"Fakty": Jakub Sobieniowski dostaje pogróżki. Sprawa trafiła do prokuratury
Jako pierwszy o trudnej sytuacji dziennikarza poinformował Tomasz Lis, który przed laty współpracował z Jakubem Sobieniowskim w "Faktach" oraz "Wydarzeniach".
- K. Sobieniowski dostaje karalne groźby po swoim materiale w Faktach. Kuba, jesteś świetnym reporterem, rób swoje. A ty prokuraturo, swoje - czytamy na jego profilu na Twitterze (zachowano oryginalną pisownię).
Aleksandra Karasińska, zastępczyni Lisa w "Newsweeku", również potwierdziła te informacje na tym samym portalu społecznościowym.
- Sobieniowski dostaje pogróżki.
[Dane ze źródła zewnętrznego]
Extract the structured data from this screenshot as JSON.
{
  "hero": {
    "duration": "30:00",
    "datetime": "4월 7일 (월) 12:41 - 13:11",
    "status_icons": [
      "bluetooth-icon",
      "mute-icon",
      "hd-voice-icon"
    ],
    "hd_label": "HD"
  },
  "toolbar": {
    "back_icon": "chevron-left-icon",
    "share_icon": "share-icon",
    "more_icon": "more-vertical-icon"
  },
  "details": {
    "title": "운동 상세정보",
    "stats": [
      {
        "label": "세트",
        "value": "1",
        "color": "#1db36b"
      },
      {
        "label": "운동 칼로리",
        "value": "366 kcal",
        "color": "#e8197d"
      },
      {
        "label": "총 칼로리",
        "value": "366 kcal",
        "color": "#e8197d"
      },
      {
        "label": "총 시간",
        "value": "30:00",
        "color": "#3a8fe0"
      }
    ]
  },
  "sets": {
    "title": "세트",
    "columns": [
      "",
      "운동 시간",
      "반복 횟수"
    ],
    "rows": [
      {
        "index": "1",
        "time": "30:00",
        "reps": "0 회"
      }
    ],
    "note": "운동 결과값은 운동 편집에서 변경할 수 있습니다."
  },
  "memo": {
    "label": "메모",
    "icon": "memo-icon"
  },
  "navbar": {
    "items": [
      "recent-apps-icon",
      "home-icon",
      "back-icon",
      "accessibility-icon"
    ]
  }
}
Przypominam, że PiS nie chciał go na wieczorze wyborczym PAD - napisała, przypominając jednocześnie, że dziennikarz rzeczywiście nie otrzymał akredytacji na wieczór wyborczy Prawa i Sprawiedliwości w listopadzie ub.r.
Zatem już teraz spekuluje się, że za pogróżkami stoją osoby związane i popierające PiS. Nie jest bowiem tajemnicą, że materiały polityczne Sobieniowskiego realizowane dla "Faktów" często mają negatywny wydźwięk wobec tej właśnie partii. Według serwisu wirtualnemedia.pl, sprawą zajęli się już prawnicy TVN. Incydent zgłoszono również do prokuratury.